Prof Oldroyd retorted by suggesting that the evidence to support the heart team concept included in guidelines is weak: “There are no references to support any recommendation for the heart team… I totally agree that the patient has to be involved in the decision-making process, but I don’t think you necessarily need an MDT for that.
“I can tell you, we have never brought a patient into an MDT meeting yet. When we start doing that, then the MDT might have a role, but I can tell you that it would be difficult to bring a patient in on that discussion and if we did, we would have to modify our behaviour big time,” he joked.
He also contended that while physicians need to keep up to date with developments, an MDT is not necessary for this. Prof Oldroyd also set about dismantling the evidence presented in favour of a heart team, citing a lack of evidence-based recommendations and a lack of consensus among the team on many occasions.
“I can tell you, what we have in our hospital is ‘heart team mania’,” he told attendees. “It’s out of control,” he said, stating that there are various MDT meetings almost each day of the week. “The poor guy who is on at night has to prepare their cases, we have a full-time co-ordinator on a cardiac surgeon’s schedule, a consultant who chairs everything, a cardiac surgeon, we have e-referral and recording of outcomes through the cath lab database, we have teleconferencing and video-conferencing for off-site clinicians — this is out of control.
“The cardiologists send patients to the MDT, even when it’s a straightforward decision.

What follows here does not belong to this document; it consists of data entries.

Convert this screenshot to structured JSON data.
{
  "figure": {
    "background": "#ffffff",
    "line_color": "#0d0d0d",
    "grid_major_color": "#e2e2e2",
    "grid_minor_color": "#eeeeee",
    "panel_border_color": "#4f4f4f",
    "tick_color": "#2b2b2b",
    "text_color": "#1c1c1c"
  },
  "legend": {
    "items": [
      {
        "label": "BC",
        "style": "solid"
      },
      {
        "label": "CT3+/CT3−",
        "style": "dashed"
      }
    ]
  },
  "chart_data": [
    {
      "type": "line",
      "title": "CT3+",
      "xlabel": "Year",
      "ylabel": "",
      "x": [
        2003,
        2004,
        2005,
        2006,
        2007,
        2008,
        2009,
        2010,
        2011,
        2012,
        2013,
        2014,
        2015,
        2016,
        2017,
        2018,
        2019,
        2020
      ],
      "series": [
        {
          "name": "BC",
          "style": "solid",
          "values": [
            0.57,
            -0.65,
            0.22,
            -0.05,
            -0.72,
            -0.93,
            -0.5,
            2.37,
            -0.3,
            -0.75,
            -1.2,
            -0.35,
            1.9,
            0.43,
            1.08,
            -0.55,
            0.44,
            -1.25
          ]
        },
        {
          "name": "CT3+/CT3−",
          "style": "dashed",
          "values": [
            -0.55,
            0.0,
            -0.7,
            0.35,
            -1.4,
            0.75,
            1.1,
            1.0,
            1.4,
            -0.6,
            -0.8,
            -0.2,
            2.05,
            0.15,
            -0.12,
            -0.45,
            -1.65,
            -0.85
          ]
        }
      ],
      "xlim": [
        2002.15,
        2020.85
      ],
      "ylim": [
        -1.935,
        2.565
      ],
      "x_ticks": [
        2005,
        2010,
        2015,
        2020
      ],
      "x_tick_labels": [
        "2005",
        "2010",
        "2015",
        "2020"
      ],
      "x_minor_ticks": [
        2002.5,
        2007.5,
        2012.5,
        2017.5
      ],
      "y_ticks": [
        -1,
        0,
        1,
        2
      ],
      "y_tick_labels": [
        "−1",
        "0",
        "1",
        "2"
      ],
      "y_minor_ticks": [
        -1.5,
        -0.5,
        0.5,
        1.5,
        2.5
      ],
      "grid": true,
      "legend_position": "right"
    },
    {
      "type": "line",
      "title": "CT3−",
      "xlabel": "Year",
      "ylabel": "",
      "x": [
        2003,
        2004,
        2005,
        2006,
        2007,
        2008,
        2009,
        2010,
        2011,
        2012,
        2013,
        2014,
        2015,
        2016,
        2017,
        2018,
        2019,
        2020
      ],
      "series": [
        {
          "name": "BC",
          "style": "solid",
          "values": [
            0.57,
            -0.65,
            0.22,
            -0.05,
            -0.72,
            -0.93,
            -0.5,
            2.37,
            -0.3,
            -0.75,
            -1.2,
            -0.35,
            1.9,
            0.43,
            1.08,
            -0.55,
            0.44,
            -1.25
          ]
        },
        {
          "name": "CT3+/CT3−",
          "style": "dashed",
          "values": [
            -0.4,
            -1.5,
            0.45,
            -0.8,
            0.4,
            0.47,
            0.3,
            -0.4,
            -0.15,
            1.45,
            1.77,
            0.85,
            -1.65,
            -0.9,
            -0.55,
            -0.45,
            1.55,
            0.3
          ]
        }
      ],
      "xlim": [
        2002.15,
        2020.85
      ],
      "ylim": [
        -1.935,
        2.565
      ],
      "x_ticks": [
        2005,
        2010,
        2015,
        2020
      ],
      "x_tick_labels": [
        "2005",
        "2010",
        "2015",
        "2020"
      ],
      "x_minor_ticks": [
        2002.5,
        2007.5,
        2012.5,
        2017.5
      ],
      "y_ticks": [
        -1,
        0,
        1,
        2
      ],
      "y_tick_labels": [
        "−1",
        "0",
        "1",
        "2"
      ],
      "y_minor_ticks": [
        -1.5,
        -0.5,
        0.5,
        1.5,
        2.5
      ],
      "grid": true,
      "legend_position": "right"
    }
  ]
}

The surgeons won’t accept a case unless it’s been through the MDT and even then, sometimes, even when they accept a case they send it back again — they even accept patients from other MDTs off-site and bring them back to our MDT to discuss it,” said Prof Oldroyd, to laughter from the ICS delegates.
The attendees warmly applauded both presentations. Remarkably, when a post-debate show of hands was called for, the for/against opinion was divided exactly evenly, with Dr McNeill light-heartedly declining to cast the deciding vote.